Le bouchon est bien attaqué mais il a tenu bon, contre vents et marées.

 

Le vin a pris une teinte rubis tirant sur le rose, avec des reflets ambre.

 

Le nez est très discret. J'ai un peu de mal à le caractériser.

C'est fruité, peut être de la groseille écrasée entre les doigts.

J'ai beau tourner le verre et y replonger mon nez, ça reste assez fade.

 

En bouche, c'est très surprenant.

"Ah, ça, pour voyager, je voyage!"

La première impression est très, très sucrée. De la soupe de glucose.

Je me sens au milieu d'un champ de cannes à sucre...

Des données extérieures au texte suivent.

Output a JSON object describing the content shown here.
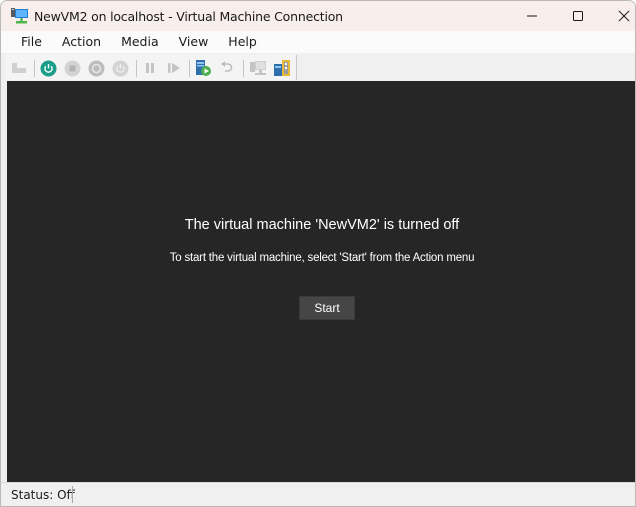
{
  "window": {
    "title": "NewVM2 on localhost - Virtual Machine Connection",
    "app_icon": "vm-connection-monitor-icon",
    "controls": {
      "minimize": "minimize-icon",
      "maximize": "maximize-icon",
      "close": "close-icon"
    }
  },
  "menubar": {
    "items": [
      {
        "label": "File"
      },
      {
        "label": "Action"
      },
      {
        "label": "Media"
      },
      {
        "label": "View"
      },
      {
        "label": "Help"
      }
    ]
  },
  "toolbar": {
    "buttons": [
      {
        "name": "ctrl-alt-del",
        "icon": "ctrl-alt-del-icon",
        "enabled": false
      },
      {
        "name": "start",
        "icon": "power-start-icon",
        "enabled": true,
        "color": "#1a9e8a"
      },
      {
        "name": "turn-off",
        "icon": "stop-icon",
        "enabled": false
      },
      {
        "name": "shut-down",
        "icon": "shutdown-icon",
        "enabled": false
      },
      {
        "name": "save",
        "icon": "save-state-icon",
        "enabled": false
      },
      {
        "name": "pause",
        "icon": "pause-icon",
        "enabled": false
      },
      {
        "name": "resume",
        "icon": "resume-icon",
        "enabled": false
      },
      {
        "name": "checkpoint",
        "icon": "checkpoint-icon",
        "enabled": true
      },
      {
        "name": "revert",
        "icon": "revert-icon",
        "enabled": false
      },
      {
        "name": "enhanced-session",
        "icon": "enhanced-session-icon",
        "enabled": false
      },
      {
        "name": "share",
        "icon": "share-usb-icon",
        "enabled": true
      }
    ]
  },
  "vm_display": {
    "heading": "The virtual machine 'NewVM2' is turned off",
    "instruction": "To start the virtual machine, select 'Start' from the Action menu",
    "start_button_label": "Start"
  },
  "statusbar": {
    "status_text": "Status: Off"
  }
}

La finale est sèche et brutale laissant la bouche toute gluante de sucre.

 

Au bout de quelques minutes d'aération, le vin reste de la guimauve liquide, mais avec une pointe d'acidité en fin de bouche qui donne un peu d'espoir pour le verre suivant.


On se rapproche plus d'un banyuls jeune que d'un Madère.

 

Aucune sensation alcooleuse, très peu de fruit, quelques notes de vanille, un fond de canelle et du sucre.

 

C'est lourd.

Mais, bizarrement, en le buvant avec Sophie, nous nous attendions à pire.

Il y a même des bons souvenirs de l'île de la Réunion qui remontent tout en "douceur".

 

Le vin de Cilaos ne rend plus fou, il rend nostalgique.

Ca me donne même furieusement envie de goûter les derniers millésimes.

 

Je ne finis pas la bouteille, je suis sûr que Fred "natural born surfer" et Céline "je vomis dans la baignoire des enfants en fin de soirée" seront heureux de reboire le vin de Cilaos.